Data Labeling project fails with “Dataset refresh has failed” despite valid PNGs and credentials
Description:
I'm stuck trying to create a Data Labeling project in Azure Machine Learning Studio, and I keep getting this error:
"The dataset refresh has failed. Verify the project's datastore credentials are correct and the dataset contains datapoints."
I've spent hours troubleshooting this. Here's what I've confirmed:
✅ My Blob Storage container has valid .png
images (no nested folders, standard size, visible in portal preview).
✅ I registered the dataset using a script, and ml_client.data.get()

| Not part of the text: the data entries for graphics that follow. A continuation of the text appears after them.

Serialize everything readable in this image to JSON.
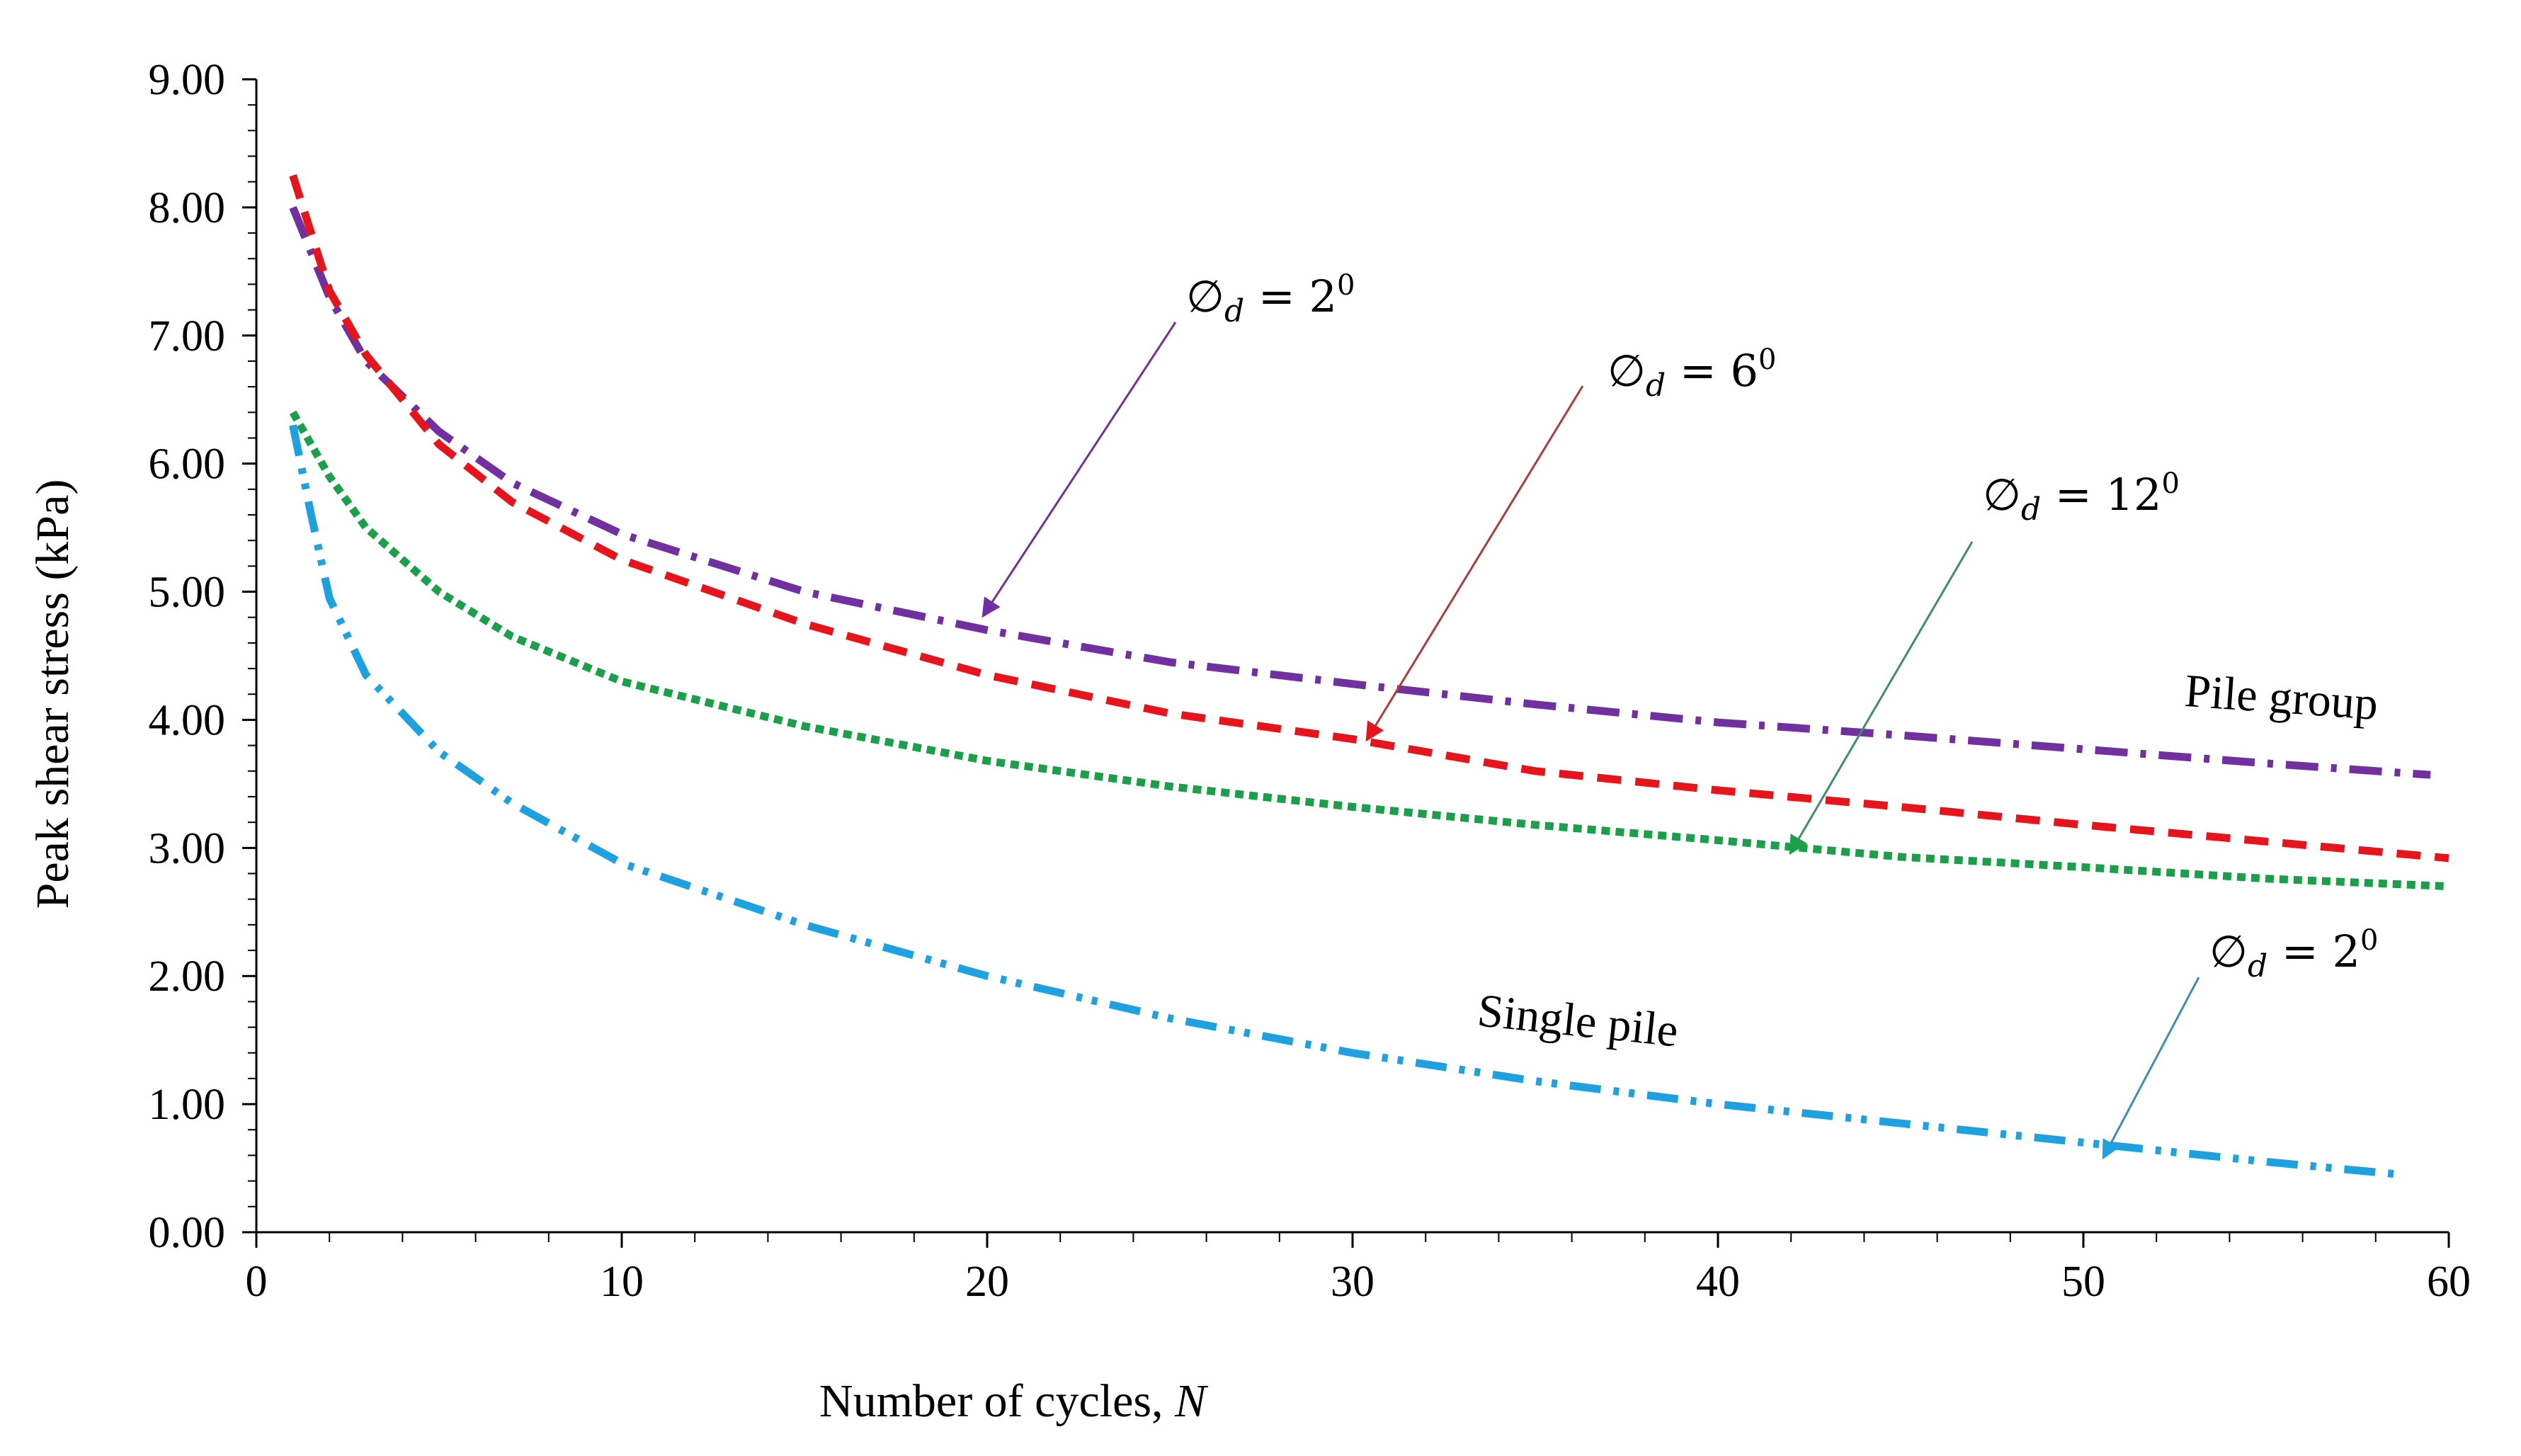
{
  "chart_data": {
    "type": "line",
    "xlabel": "Number of cycles, ",
    "xlabel_italic": "N",
    "ylabel": "Peak shear stress (kPa)",
    "xlim": [
      0,
      60
    ],
    "ylim": [
      0,
      9
    ],
    "x_ticks": [
      "0",
      "10",
      "20",
      "30",
      "40",
      "50",
      "60"
    ],
    "y_ticks": [
      "0.00",
      "1.00",
      "2.00",
      "3.00",
      "4.00",
      "5.00",
      "6.00",
      "7.00",
      "8.00",
      "9.00"
    ],
    "grid": false,
    "legend": "none",
    "series": [
      {
        "label_ref": "phi_2_group",
        "color": "#7030A0",
        "dash": "dash-dot",
        "x": [
          1,
          2,
          3,
          5,
          7,
          10,
          15,
          20,
          25,
          30,
          35,
          40,
          45,
          50,
          55,
          59.5
        ],
        "y": [
          8.0,
          7.3,
          6.8,
          6.25,
          5.85,
          5.45,
          5.0,
          4.7,
          4.45,
          4.28,
          4.12,
          3.98,
          3.88,
          3.77,
          3.66,
          3.57
        ]
      },
      {
        "label_ref": "phi_6_group",
        "color": "#E8141B",
        "dash": "dash",
        "x": [
          1,
          2,
          3,
          5,
          7,
          10,
          15,
          20,
          25,
          30,
          35,
          40,
          45,
          50,
          55,
          60
        ],
        "y": [
          8.25,
          7.35,
          6.85,
          6.15,
          5.7,
          5.25,
          4.75,
          4.35,
          4.05,
          3.85,
          3.6,
          3.45,
          3.32,
          3.18,
          3.05,
          2.92
        ]
      },
      {
        "label_ref": "phi_12_group",
        "color": "#1AA049",
        "dash": "dot",
        "x": [
          1,
          2,
          3,
          5,
          7,
          10,
          15,
          20,
          25,
          30,
          35,
          40,
          45,
          50,
          55,
          60
        ],
        "y": [
          6.4,
          5.9,
          5.5,
          5.0,
          4.65,
          4.3,
          3.95,
          3.68,
          3.48,
          3.32,
          3.18,
          3.06,
          2.93,
          2.85,
          2.76,
          2.7
        ]
      },
      {
        "label_ref": "phi_2_single",
        "color": "#1DA1E0",
        "dash": "dash-dot-dot",
        "x": [
          1,
          1.5,
          2,
          3,
          5,
          7,
          10,
          15,
          20,
          25,
          30,
          35,
          40,
          45,
          50,
          55,
          58.7
        ],
        "y": [
          6.3,
          5.6,
          4.95,
          4.35,
          3.75,
          3.35,
          2.88,
          2.4,
          2.0,
          1.67,
          1.4,
          1.18,
          1.0,
          0.85,
          0.7,
          0.55,
          0.45
        ]
      }
    ],
    "annotations": [
      {
        "id": "phi_2_group",
        "symbol": "∅",
        "sub": "d",
        "eq": " = 2",
        "sup": "0",
        "color": "#7030A0"
      },
      {
        "id": "phi_6_group",
        "symbol": "∅",
        "sub": "d",
        "eq": " = 6",
        "sup": "0",
        "color": "#B03A3A"
      },
      {
        "id": "phi_12_group",
        "symbol": "∅",
        "sub": "d",
        "eq": " = 12",
        "sup": "0",
        "color": "#3E8F65"
      },
      {
        "id": "phi_2_single",
        "symbol": "∅",
        "sub": "d",
        "eq": " = 2",
        "sup": "0",
        "color": "#3C8DBC"
      }
    ],
    "group_label": "Pile group",
    "single_label": "Single pile"
  }
}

confirms the path is correct.
✅ My workspace managed identity has these roles on the storage account: – Reader – Storage Blob Data Reader
✅ My own user identity also has those same roles.
✅ I enabled “Use workspace managed identity for data preview and profiling” during datastore credential setup.
✅ I'm using identity-based access, not shared keys.
✅ I even deleted and recreated the ML workspace, datastore, and dataset from scratch. Same issue.
- ✅ I tried flattening the folder structure (no recursion), renaming dataset, and resaving it with different paths. Still nothing. 🧠 I suspect the Data Labeling UI is failing to preview the dataset properly even though it’s 100% accessible from code and the images are valid. Maybe a regression? It was working before.